Bitterness sank down and chewed at his heart. What had he done to deserve this? He had tried to be like God always—to imitate, sincerely, the Being he could admire without much belief. As a scholar, he classed God in with Beauty and Truth as “good ideas that may not exist but are useful as Platonic guidelines.” Admitting that the God of Love was the best possible ideal (if not necessarily a reality) he had striven for years to imitate that God in everything. He had studiously pored over the scriptures and made sure to love his neighbor. He had turned the other cheek on several occasions, and suffered the little children to laugh at him and even to pull his beard. He had given drink to the thirsty and food to the hungry whenever it was asked of him. Why, then, should he be denied this seemingly less important virtue of temperance in his evening walks? He had tried everything to perfect himself “as his heavenly Father was perfect” but nothing had come of it. Starvation, beatings, penances worthy of the great saints had been easy for him. But where were the results? He was right where he had started! He hadn’t climbed a single rung on any ladder of perfection. How was it possible that a lifetime of effort could avail nothing?
He probed the wound, wincing, enjoying this new certainty that he was a fool. Yes, a fool. He’d have been much better off if he had abandoned God in his youth for some other, easier ideal. Without God he could have looked at Nina in peace—no, he wouldn’t have had to limit himself to looking. He could have gone all the way to having her. He could have seduced her and had it over with. It was this obsession with God that had reduced him to sneaking, stooping, hiding from his own mind. Voyeurism, perversion. All for God, he thought bitterly. He only fought this exhausting battle for God—for God, he stung himself with twigs—for God, he starved himself. All for God, all for nothing—after all, he was no better now than he had been. It was all for God, who, if He had created the world, had made it so complicated that after fifty years of thought a man could know, if anything, less than he had started out knowing. A world in which every action had an equal and opposite reaction; in which fifty years of effort moved you nowhere—a world like a treadmill. The universe was a box within a box within a box, and inside the last one were two boxes which started the whole thing over again.

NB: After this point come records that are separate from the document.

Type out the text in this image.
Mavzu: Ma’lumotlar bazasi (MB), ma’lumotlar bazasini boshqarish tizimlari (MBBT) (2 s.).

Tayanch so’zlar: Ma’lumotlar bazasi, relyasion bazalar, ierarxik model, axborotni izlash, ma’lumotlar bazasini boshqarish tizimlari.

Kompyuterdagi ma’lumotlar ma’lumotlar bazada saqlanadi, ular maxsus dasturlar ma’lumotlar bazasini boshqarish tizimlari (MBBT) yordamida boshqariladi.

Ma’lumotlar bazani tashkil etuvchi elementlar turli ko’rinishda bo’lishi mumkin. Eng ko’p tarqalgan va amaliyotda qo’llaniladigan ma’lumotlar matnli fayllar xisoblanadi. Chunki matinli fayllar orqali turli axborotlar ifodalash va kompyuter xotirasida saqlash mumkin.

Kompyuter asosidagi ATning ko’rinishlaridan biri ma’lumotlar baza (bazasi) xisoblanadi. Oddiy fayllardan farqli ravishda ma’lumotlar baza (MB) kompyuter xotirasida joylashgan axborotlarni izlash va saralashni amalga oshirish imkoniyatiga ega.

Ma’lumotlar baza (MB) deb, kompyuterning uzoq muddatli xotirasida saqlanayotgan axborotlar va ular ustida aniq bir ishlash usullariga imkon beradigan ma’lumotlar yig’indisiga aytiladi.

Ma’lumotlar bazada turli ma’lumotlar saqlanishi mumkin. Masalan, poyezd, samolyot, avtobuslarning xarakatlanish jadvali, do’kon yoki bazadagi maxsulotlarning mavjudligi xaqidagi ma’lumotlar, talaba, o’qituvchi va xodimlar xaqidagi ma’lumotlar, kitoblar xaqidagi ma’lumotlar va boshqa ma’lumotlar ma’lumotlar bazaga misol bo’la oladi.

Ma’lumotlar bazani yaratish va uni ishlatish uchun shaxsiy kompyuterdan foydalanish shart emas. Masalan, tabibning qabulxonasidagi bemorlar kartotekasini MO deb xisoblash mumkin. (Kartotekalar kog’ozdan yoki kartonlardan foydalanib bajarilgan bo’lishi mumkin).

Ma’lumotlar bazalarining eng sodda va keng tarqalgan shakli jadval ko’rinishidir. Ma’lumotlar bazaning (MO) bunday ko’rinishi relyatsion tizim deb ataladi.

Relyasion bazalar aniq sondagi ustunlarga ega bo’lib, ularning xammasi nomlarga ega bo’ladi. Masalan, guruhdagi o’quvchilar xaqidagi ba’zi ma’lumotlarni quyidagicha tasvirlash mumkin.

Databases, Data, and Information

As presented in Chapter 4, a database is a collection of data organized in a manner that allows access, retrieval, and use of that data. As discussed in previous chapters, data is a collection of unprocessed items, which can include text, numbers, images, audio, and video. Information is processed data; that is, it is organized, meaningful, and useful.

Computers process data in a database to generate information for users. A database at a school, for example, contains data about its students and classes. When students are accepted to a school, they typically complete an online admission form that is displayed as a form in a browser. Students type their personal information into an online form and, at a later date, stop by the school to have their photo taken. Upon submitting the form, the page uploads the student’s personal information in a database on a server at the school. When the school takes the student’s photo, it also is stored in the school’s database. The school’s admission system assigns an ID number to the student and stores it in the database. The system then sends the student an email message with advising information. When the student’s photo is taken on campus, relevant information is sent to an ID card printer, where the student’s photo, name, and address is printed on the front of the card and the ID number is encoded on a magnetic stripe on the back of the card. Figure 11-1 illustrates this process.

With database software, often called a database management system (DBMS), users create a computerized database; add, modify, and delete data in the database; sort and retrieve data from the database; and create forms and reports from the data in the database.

Suddenly he stood up. His face was red with rage. His eyes bulged behind his glasses, and angry tears spurted from them. “I don’t know how to do it!” he cried out. “I don’t know, okay? Damn it, I don’t know!” He spoke as if someone was there to hear him. His eyes flashed. “I give up! I give up!” he said, at last abandoning resistance.

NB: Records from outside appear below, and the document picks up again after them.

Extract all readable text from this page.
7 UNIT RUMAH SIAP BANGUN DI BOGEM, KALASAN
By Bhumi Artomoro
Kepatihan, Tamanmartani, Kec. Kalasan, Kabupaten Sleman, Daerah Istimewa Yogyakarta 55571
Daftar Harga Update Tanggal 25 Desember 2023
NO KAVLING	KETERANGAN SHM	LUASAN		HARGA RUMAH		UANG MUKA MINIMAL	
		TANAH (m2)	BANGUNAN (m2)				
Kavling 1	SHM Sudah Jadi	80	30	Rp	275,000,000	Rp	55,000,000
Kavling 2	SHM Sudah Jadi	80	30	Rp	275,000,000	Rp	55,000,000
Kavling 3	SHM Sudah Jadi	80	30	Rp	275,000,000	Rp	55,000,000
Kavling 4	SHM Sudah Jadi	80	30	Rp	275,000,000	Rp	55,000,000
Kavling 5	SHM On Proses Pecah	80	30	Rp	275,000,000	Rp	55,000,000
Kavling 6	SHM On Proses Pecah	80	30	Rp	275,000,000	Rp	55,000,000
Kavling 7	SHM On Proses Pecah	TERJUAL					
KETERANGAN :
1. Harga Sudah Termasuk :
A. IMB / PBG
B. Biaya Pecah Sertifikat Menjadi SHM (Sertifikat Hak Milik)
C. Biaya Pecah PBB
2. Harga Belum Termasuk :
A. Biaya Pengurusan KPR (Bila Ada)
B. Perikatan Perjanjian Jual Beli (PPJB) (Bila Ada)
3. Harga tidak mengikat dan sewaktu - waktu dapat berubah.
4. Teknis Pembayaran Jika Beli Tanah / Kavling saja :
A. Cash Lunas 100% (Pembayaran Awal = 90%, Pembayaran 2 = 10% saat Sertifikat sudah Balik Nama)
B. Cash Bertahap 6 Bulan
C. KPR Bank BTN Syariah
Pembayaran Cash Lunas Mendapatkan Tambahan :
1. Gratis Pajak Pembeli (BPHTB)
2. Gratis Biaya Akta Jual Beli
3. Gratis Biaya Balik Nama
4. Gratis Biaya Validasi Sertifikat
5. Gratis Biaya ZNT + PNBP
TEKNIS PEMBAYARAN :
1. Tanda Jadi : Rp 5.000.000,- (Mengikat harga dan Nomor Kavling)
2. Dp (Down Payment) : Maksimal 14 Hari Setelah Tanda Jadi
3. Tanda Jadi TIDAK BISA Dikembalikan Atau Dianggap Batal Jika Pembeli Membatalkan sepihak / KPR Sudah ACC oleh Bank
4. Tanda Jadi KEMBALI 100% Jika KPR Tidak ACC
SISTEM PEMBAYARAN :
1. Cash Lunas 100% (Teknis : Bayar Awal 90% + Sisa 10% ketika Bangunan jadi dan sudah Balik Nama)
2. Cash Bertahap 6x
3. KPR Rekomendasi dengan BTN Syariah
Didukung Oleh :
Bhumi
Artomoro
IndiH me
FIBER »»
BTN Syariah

An hour later he sat at the Marina Piccola with Nina. He asked her for a bite of her salad. His manner was free and intimate like that of a lover. She grinned and passed him her plate, her eyes shining. Peter lived another year before suffering a fatal stroke at his desk. Some of the townspeople noticed a childlike smile that replaced his former look of preoccupation. They noticed, too, that his nightly walks gave way to long dinners with Nina at the Terrazza, that he never again gathered a single twig. They speculated in whispers about the secret new pastime that had overthrown his passion for botany. Whenever he and Nina passed the pizzeria on their way to dinner, Signora Della Salla clicked her tongue and commented on an incriminating glow that she would notice anew in Peter every night of the week. At this the other women in the restaurant always nodded, their eyes big with agreement. All year the town waited for some final proof to justify all the nodding, but no one reports ever having noticed anything else.